VITRAIS PARTIDOS
Leila de Barros

Meus vitrais e espelhos espatifaram-se todos, sem que isso denote falta de sorte nos anos vindouros.

Não há como pendurar nossas vidas em um mero e simples acaso. Isso seria blasfemar contra os ocasos metálico-dourados do outono.

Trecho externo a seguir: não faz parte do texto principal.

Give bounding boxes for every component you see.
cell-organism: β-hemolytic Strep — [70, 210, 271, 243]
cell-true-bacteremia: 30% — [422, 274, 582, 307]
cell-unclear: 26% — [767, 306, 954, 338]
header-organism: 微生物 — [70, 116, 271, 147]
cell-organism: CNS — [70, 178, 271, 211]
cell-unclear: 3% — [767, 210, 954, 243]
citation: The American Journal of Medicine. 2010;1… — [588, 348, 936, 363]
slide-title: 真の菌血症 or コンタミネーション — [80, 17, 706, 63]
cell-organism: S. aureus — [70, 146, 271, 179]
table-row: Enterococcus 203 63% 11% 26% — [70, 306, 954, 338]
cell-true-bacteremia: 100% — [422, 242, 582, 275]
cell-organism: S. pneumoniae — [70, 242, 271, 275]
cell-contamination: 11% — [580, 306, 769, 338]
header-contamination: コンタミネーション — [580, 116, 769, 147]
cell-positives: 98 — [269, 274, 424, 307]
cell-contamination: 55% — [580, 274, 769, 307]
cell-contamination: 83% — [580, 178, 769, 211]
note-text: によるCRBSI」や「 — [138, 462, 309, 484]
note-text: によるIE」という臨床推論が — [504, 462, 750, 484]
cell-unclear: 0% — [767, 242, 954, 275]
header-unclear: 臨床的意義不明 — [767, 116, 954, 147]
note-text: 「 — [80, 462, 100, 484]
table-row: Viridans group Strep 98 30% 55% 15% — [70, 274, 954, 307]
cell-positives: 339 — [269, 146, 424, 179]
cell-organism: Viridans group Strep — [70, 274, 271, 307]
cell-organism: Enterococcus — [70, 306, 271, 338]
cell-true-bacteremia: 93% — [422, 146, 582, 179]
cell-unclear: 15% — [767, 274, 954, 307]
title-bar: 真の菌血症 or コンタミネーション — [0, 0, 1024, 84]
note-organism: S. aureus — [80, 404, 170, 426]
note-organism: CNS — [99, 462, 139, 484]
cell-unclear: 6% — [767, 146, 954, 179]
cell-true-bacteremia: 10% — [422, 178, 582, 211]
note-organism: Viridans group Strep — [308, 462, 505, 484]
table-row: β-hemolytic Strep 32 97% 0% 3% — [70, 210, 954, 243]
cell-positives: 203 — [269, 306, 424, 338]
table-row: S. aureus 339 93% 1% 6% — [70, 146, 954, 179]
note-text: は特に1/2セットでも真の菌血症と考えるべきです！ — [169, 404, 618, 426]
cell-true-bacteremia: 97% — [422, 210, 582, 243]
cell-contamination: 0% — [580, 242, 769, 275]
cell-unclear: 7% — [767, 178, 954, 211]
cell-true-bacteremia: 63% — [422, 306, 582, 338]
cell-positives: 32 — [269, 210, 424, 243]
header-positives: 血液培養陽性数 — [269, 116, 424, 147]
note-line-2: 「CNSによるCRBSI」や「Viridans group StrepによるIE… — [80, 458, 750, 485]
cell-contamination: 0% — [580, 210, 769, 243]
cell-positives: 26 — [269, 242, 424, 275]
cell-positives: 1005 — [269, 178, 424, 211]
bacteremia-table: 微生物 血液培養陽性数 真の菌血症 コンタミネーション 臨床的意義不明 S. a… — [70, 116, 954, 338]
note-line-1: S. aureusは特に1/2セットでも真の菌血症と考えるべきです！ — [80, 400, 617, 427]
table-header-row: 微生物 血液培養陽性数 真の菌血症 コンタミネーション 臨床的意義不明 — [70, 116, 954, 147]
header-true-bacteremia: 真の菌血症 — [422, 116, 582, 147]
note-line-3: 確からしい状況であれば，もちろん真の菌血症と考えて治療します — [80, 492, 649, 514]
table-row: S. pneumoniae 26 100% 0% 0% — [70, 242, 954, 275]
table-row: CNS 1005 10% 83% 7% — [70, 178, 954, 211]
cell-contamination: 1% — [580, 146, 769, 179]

Os cacos criaram sim, um jato de luz e brilho intenso que prenuncia uma viagem circunspeta ao leito do rio caudaloso da minha vida.

Danço sobre os resquícios, sem ferir a planta dos pés.

O vento que uiva lá fora lançou polinômios no meu jardim de inverno. A cobertura de abóbada era vidro e se quebrou.

Nessa argüição milenar que me ouso a cada crise, meus sentimentos parafinados dançam também como labaredas em noite de estrelas.

A mente insiste em nada criar, nem decifrar. Só desejo uma dúzia de rosas vermelhas e a zona de conforto, com edredom e tudo!

Se me questionarem se nada criei na estação anterior, direi que estive ocupada a gerar vida dentro e fora de mim.

Andei dispersa, transviada como náufraga, embaralhando sonhos e dormindo em camas alheias.

Tenho desejado que seja possível identificar os rastros de mim mesma, não como os cães que urinam para demarcá-lo, visto que não sou macho de espécime alguma, felizmente!

Talvez se houvesse em mim um pouco de purpurina, deixaria sim, rastros mais visíveis, já que o desejo é esse, sem castidade e nem culpa.

Nenhum desejo será castigado, se não estiver coberto de fuligem e ranço. Porém, acende-se em mim a expressão:
Tudo vos é lícito, mas nem tudo vos convém.*

Então, desdobro os sonhos com a cautela de uma cantiga de ninar e esvazio os armários. Recolho os espelhos partidos e abro a concha do meu coração, lançando os aljôfares.

Nada é eterno, mas tudo é perene, como os cometas que só mudam de direção ou dimensão.

Isso posto, decido-me por não consultar os xamãs, mas a sair do armário semi-aberto, escancarar as cortinas e encarar a segunda-feira!

*Palavras de Paulo de Tarso, o evangelista.